Не стоит говорить о том, как Клеменси, не ответив на вопрос, раздвинула один из своих карманов и заглянула в его зияющие глубины, ища наперсток, которого там не оказалось, и как она потом раздвинула другой карман, и, должно быть, усмотрев там искомый наперсток, словно драгоценную жемчужину, на самом дне, принялась устранять все мешающие ей препятствия, а именно: носовой платок, огарок восковой свечки, румяное яблоко, апельсин, монетку, которую хранила на счастье, баранью косточку, висячий замок, большие ножницы в футляре (точнее было бы назвать их недоросшими ножницами для стрижки овец), целую горсть неснизанных бус, несколько клубков бумажных ниток, игольник, коллекцию папильоток для завивки волос и сухарь, и как она вручала Бритену все эти предметы, один за другим, чтобы тот подержал их.
Не стоит говорить и о том, что в своей решимости схватить этот карман за горло и держать его в плену (ибо он норовил вывернуться и зацепиться за ближайший угол) она вся изогнулась и невозмутимо стояла в позе, казалось бы, несовместимой с человеческим телосложением и законами тяготения. Достаточно сказать, что она в конце концов торжествующе напялила наперсток на палец и забренчала теркой для мускатных орехов, причем оказалось, что запечатленные на них литературные произведения были уже почти неразборчивы - так часто эти предметы чистили и натирали.

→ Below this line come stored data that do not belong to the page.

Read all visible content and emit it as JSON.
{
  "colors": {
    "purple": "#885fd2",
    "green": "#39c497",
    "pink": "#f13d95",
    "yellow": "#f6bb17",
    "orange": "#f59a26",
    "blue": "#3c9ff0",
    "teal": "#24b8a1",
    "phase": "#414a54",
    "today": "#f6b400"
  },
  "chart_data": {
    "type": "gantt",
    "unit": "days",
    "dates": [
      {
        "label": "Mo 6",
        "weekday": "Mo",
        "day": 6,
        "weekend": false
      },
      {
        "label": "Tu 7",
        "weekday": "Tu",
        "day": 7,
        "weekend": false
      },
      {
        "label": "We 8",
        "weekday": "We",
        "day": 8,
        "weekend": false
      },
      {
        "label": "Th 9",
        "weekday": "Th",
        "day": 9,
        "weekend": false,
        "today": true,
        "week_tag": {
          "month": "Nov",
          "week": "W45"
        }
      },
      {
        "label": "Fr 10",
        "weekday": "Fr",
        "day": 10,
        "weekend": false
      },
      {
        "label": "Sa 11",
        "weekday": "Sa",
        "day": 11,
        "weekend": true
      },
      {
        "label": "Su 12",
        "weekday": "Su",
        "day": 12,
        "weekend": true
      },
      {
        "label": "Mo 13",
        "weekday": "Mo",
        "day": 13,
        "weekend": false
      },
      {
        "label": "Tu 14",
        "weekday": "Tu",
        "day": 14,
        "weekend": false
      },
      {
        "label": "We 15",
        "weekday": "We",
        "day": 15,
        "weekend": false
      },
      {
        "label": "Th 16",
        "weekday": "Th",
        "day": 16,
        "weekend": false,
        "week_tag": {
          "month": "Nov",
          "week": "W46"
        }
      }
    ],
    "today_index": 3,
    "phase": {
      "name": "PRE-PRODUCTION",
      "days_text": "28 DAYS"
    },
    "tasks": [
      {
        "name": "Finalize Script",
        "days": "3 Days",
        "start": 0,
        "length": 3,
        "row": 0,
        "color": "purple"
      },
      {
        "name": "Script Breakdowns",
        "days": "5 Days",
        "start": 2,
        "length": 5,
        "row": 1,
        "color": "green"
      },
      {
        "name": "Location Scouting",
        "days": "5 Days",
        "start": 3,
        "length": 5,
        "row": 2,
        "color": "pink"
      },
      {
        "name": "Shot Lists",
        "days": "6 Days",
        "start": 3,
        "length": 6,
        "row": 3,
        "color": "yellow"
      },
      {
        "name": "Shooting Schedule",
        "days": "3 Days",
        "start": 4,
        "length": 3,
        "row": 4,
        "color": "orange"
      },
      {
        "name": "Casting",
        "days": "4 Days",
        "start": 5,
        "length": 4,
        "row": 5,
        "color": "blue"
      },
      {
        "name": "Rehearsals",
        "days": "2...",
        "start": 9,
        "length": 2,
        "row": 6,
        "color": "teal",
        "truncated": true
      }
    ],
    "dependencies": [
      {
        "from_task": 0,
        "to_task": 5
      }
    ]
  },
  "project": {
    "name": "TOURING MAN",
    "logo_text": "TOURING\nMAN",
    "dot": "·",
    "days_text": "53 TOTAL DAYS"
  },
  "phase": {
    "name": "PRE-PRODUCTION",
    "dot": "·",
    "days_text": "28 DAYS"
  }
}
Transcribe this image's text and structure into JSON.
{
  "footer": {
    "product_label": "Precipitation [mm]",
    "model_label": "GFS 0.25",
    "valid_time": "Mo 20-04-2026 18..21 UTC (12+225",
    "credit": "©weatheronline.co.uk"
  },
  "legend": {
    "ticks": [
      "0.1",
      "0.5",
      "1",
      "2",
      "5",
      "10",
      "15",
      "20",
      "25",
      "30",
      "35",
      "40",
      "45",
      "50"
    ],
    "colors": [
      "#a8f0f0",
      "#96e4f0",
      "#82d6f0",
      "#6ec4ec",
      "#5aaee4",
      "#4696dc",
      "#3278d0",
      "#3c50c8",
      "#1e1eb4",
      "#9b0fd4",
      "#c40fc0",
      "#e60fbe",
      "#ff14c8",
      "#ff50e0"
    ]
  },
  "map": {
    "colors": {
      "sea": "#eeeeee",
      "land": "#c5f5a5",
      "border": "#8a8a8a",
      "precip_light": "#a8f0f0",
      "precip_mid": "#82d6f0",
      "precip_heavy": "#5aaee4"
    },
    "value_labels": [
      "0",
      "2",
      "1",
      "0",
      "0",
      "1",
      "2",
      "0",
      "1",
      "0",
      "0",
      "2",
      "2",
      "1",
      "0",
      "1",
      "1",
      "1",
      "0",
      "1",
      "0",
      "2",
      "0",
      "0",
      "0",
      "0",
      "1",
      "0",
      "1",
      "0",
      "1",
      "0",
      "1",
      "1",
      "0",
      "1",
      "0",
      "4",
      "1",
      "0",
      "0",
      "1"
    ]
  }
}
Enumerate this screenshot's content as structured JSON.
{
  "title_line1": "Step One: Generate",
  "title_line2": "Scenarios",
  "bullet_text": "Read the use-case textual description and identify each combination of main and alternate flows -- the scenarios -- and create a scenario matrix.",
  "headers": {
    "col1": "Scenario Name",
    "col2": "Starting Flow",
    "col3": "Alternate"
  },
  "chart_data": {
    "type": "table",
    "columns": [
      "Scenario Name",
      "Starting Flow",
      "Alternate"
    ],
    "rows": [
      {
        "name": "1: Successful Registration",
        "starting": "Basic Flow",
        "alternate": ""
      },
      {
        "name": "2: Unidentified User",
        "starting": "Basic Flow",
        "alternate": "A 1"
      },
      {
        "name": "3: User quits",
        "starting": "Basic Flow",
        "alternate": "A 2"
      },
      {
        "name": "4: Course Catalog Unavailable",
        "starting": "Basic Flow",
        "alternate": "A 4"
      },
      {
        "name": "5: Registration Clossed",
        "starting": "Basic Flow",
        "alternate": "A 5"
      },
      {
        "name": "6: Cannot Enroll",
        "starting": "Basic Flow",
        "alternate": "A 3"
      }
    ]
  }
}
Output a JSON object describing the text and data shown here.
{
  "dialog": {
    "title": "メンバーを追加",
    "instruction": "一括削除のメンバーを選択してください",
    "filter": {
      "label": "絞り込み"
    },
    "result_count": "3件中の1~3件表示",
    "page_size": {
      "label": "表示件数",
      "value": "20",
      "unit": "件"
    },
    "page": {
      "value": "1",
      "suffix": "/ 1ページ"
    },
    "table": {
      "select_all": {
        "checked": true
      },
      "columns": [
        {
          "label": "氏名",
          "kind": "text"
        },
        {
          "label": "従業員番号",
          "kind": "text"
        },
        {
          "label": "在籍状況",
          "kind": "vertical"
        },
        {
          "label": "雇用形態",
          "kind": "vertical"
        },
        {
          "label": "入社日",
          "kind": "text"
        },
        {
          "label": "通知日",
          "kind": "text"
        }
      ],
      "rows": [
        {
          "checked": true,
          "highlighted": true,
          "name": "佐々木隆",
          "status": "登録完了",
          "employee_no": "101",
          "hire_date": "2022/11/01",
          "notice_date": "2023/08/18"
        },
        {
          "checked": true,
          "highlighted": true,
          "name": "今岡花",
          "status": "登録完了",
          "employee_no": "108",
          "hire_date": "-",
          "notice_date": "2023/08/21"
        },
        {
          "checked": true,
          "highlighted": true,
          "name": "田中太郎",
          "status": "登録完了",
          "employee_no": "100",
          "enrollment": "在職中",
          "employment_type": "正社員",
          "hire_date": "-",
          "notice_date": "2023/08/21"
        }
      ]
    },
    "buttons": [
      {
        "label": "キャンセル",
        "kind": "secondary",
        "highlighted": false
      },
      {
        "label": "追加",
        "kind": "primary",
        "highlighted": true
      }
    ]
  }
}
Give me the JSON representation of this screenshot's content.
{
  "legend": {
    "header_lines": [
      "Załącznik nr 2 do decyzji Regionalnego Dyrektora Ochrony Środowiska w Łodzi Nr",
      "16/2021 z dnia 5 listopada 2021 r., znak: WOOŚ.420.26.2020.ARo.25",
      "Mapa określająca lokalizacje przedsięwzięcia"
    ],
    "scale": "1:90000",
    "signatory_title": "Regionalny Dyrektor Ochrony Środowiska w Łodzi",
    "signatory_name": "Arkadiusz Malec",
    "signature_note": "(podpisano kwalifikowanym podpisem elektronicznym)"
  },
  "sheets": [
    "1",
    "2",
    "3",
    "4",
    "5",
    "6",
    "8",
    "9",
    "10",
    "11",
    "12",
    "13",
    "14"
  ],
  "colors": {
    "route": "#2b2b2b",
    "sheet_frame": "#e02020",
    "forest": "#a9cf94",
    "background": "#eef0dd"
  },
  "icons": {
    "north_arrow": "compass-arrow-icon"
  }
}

- Это, стало быть, и есть наперсток, милейшая? - спросил мистер Сничи, посмеиваясь над Клеменси. - Что же говорит наперсток?
- Он говорит, - ответила Клеменси и, поворачивая наперсток, стала читать надпись на нем, но так медленно, как будто эта надпись опоясывала не наперсток, а башню, - он говорит: "Про-щай оби-ды, не пом-ни зла".
Сничи и Крегс расхохотались от всей души.
- Как ново! - сказал Сничи.
- Чересчур просто! - отозвался Крегс.
- Какое знание человеческой натуры! - заметил Сничи.
- Неприложимо к жизни! - подхватил Крегс.
- А мускатная терка? - вопросил глава фирмы.